Activation of the microsomal glutathione-S-transferase and reduction of the glutathione dependent protection against lipid peroxidation by acrolein.

Allyl alcohol is hepatotoxic. It is generally believed that acrolein, generated out of allyl alcohol by cytosolic alcohol dehydrogenase, is responsible for this toxicity. The effect of acrolein in vitro and in vivo on the glutathione (GSH) dependent protection of liver microsomes against lipid peroxidation, and on the microsomal GSH-S-transferase (GSH-tr) in the rat was determined. In vitro incubation of liver microsomes with 5 mM acrolein for 30 sec resulted in a 2-fold activation of the GSH-tr. This activation probably proceeds via alkylation of the thiol group of the GSH-tr.

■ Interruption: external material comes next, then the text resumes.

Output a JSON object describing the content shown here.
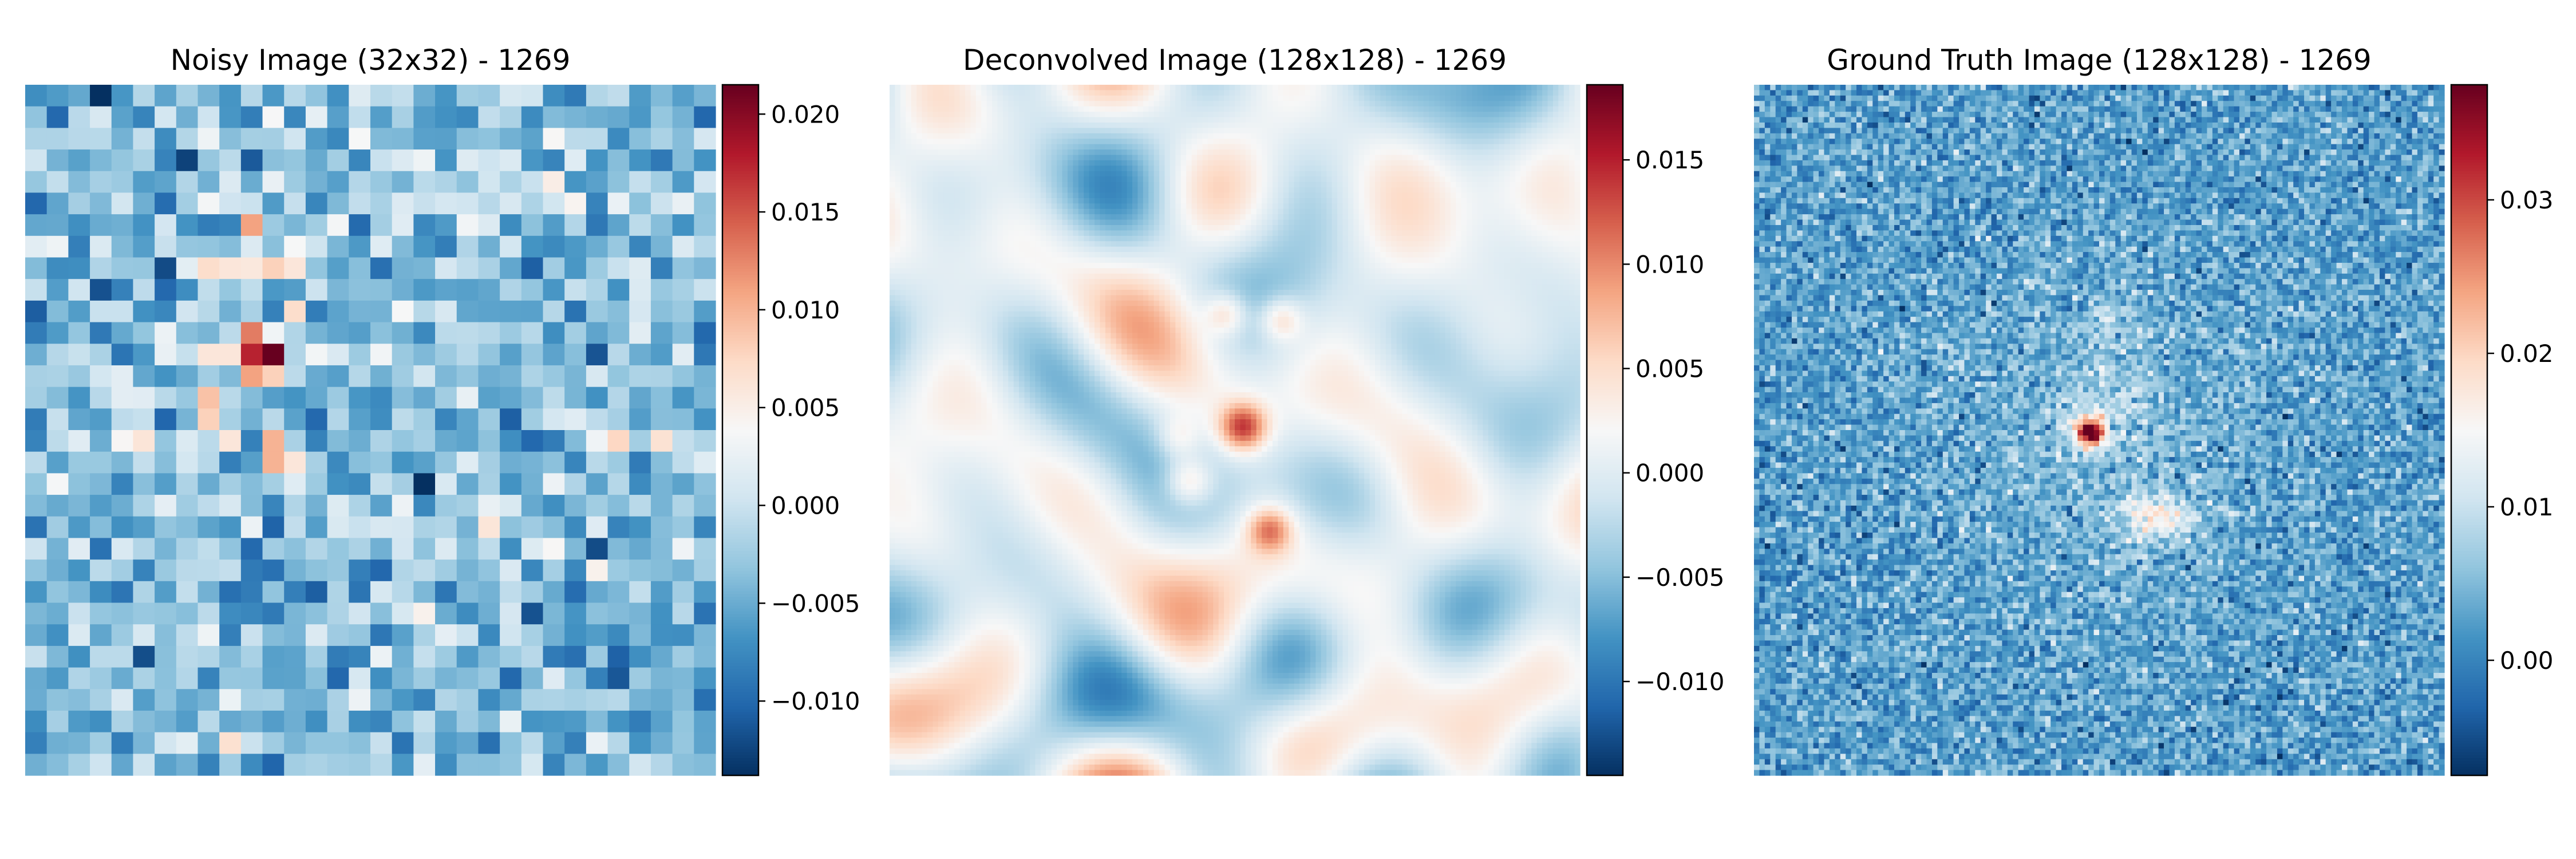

In vivo administration of 1.1 mmol allyl alcohol/kg to rats did also result in a 2-fold stimulation of the GSH-tr activity. Administration of 375 mg pyrazole/kg, an inhibitor of the alcohol dehydrogenase, thus reducing the acrolein formation, prevented the in vivo stimulation of GSH-tr by allyl alcohol. This indicates that the activation of GSH-tr in vivo by allyl alcohol probably also proceeds via alkylation of the thiol group of the GSH-tr by acrolein. GSH protects liver microsomes against lipid peroxidation, probably via a free radical reductase that reduces vitamin E radicals at the expense of GSH. Incubating liver microsomes for 30 min with 0.1 mM acrolein reduced the GSH dependent protection against lipid peroxidation, probably because an essential thiol group(s) on the free radical reductase is alkylated. In vivo administration of allyl alcohol did not reduce the GSH dependent protection of the microsomes. Probably the thiol group(s) located on the free radical reductase is less accessible or less reactive than the thiol group on the GSH-tr. After administration of allyl alcohol we found no evidence for in vivo lipid peroxidation. Therefore we could not evaluate the importance of the GSH dependent protection against lipid peroxidation in vivo.